The Abramoff scandal “hasn’t affected how people treat me up on the Hill,” Pavel added. “I come in on the coattails of my client.”
Although they are spending less money overall on lobbying efforts, tribal clients are still wagering big on the Washington game, according to federal lobbying records.
In lieu of Abramoff and Greenberg Traurig, they have hired top Washington firms such as Sonosky, Akin Gump Strauss Hauer & Feld, Cassidy & Associates, Holland & Knight, Ietan Consulting and Barnes & Thornburg.
Sonosky is a good example of the steady growth of American Indian lobbying despite the Abramoff debacle, since they almost exclusively work with tribal clients.
In 2002, their Lobbying Disclosure Act reports tallied $120,000 in lobbying receipts from tribes and eight clients paying less than $10,000 in each half of the year. In 2006, the firm posted $560,000 in tribal lobbying receipts and more than a dozen clients conducting less than $10,000 in lobbying business each half.
According to the Center for Responsive Politics, the number of organizations lobbying on “Indian/Native American Affairs” rose from under 200 in 1998 to 426 in 2002, dropping back to 279 last year.
Individual tribes, however, are spending far less money than the millions of dollars that were paid to Abramoff at the height of his power in 2003. The actual amount of money paid to Abramoff by the tribes is even higher as much of it was funneled through associates and nonprofits and wasn’t publicly reported.
The Mississippi Band of Choctaws, for instance, paid Abramoff $1.7 million in 2003, according to lobbying records, but paid Barnes & Thornburg a fraction of that at $280,000 in 2006, and spent $120,000 with Capitol Resources.
The Saginaw Chippewa Indian Tribe shelled out $2.2 million in 2003 to Greenberg Traurig and spent just $80,000 on lobbying with Holland & Knight and $160,000 with Ietan Consulting in 2006.

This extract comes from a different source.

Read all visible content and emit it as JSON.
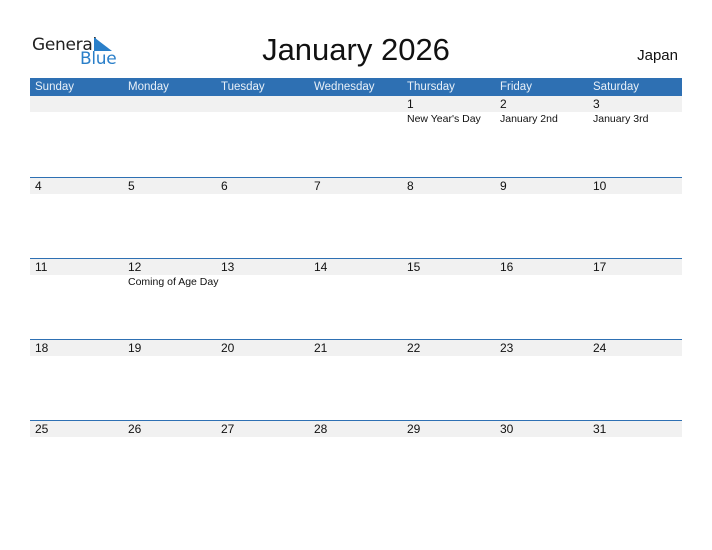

The Agua Caliente Band of Cahuilla Indians spent $1.08 million in 2003 on Abramoff’s lobbying services and $280,000 for Akin Gump to represent them in 2006.
Nancy Conrad, the press secretary for the California-based tribe, said that the tribe has been especially focused on its state-based legislative activities, such as renewing a gambling compact last summer with California Gov. Arnold Schwarzenegger (R).
“I think that we continue to be interested and active in Washington, but there’s no real hot issue right now,” Conrad explained.
Although the Agua Caliente band has just 423 members, it has 2,400 people on staff and a variety of properties, including two casinos, two hotels, a golf resort and a protected habitat area. Thus, it has a variety of interests before the federal government.
“We always want to keep an eye on legislation coming around the pike,” Conrad explained. “We could be taken by surprise.”
“Obviously, there was a lot of disappointment and I think a lot of people were taken advantage of,” she said of the Abramoff scandal. “It wasn’t just tribes taken advantage of. It was just a sad chapter.”
Don Pongrace, chair of the tribal issues group at Akin Gump, said that while he does not doubt that some Members of Congress have shied from tribes in the wake of the Abramoff scandal, “The change in Washington the tribes may be feeling or that certain lobbyists may have conveyed is as much a reflection of the change in Washington generally towards lobbyists and the differences that occur in any period in political transition,” rather than a specific rejection of the tribes themselves.